Tantangan dan Rekomendasi untuk Regulasi AI di Indonesia
Regulasi AI di bidang layanan kesehatan dan industri vaksin di Indonesia harus mempertimbangkan berbagai aspek, seperti:
Kecepatan perubahan teknologi: Regulasi harus adaptif dan responsif terhadap perkembangan teknologi AI yang cepat.
Bias dalam algoritma: Regulasi harus memastikan keadilan dan fairness dalam algoritma AI untuk menghindari diskriminasi.
Transparansi: Regulasi harus mendorong transparansi dalam penggunaan AI untuk meningkatkan kepercayaan pengguna.
Keselamatan pengguna: Regulasi harus memprioritaskan keselamatan pengguna dan meminimalisir risiko yang mungkin timbul dari penggunaan AI.
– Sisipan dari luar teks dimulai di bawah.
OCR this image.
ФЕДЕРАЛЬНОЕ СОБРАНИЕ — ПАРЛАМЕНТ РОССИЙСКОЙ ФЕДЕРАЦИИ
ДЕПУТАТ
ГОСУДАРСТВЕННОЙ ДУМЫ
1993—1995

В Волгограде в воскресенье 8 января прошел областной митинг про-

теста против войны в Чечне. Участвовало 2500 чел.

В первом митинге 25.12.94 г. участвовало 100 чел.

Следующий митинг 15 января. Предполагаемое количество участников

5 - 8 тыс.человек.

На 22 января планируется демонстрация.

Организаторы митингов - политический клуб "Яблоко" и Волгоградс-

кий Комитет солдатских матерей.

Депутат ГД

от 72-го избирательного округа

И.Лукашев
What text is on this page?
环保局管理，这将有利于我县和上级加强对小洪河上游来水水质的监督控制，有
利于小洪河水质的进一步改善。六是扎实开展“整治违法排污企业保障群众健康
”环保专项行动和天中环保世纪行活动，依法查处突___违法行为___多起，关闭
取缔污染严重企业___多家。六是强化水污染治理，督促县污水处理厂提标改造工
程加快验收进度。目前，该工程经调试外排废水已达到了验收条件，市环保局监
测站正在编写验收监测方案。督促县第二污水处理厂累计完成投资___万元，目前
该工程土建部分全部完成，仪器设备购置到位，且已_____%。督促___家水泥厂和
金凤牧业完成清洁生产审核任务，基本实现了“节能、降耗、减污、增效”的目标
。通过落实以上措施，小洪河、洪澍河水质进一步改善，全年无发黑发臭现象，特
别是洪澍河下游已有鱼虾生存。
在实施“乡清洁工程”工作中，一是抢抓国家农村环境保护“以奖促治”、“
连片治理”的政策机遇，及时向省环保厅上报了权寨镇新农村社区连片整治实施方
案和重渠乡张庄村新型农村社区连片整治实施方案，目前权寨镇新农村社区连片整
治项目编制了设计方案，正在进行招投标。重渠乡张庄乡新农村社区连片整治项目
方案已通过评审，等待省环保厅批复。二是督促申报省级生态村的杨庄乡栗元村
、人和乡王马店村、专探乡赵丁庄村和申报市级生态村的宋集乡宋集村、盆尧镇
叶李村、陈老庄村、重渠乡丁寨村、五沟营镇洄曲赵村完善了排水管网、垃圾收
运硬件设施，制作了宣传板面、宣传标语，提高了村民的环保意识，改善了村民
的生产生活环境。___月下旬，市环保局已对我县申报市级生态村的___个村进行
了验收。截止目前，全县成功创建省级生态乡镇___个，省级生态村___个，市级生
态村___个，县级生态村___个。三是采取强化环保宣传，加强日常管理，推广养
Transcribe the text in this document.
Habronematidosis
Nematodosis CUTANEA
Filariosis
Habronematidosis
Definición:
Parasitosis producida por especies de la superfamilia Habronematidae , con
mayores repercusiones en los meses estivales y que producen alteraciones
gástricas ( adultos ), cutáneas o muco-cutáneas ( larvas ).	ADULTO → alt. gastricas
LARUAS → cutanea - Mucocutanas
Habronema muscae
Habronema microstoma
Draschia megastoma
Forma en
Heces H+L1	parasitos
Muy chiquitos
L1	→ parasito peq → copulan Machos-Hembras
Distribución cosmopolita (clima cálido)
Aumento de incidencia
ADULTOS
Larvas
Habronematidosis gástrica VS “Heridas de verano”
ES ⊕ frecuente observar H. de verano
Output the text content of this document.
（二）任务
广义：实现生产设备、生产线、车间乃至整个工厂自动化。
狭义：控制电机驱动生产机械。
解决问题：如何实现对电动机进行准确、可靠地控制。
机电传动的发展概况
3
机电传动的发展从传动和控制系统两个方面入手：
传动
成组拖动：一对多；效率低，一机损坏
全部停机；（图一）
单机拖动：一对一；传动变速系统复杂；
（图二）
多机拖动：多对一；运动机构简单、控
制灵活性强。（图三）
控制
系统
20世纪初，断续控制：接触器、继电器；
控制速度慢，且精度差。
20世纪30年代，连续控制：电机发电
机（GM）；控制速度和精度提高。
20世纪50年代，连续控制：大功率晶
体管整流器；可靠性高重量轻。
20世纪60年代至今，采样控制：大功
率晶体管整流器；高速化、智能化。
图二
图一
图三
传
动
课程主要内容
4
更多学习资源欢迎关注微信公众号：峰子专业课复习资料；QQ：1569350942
Rekomendasi untuk regulasi AI di Indonesia:
Penelitian dan konsultasi: Penting untuk melakukan penelitian dan konsultasi yang mendalam sebelum menyusun regulasi AI, termasuk belajar dari pengalaman internasional dan menyesuaikannya dengan konteks lokal.
Kerjasama multipihak: Kerjasama antara pemerintah, industri, akademisi, dan masyarakat sipil sangat penting untuk membangun regulasi AI yang komprehensif dan efektif.
Sosialisasi dan edukasi: Meningkatkan kesadaran dan pengetahuan masyarakat tentang AI menjadi penting untuk mendorong penerimaan dan penggunaan AI yang bertanggung jawab.
Kesimpulan
AI menawarkan potensi besar untuk meningkatkan layanan kesehatan dan industri vaksin di Indonesia. Namun, untuk memaksimalkan potensi ini, diperlukan regulasi yang jelas, responsif, dan adaptif terhadap perubahan teknologi. Dengan regulasi yang tepat, Indonesia dapat menjadi pemimpin dalam pemanfaatan AI untuk meningkatkan kualitas hidup masyarakat.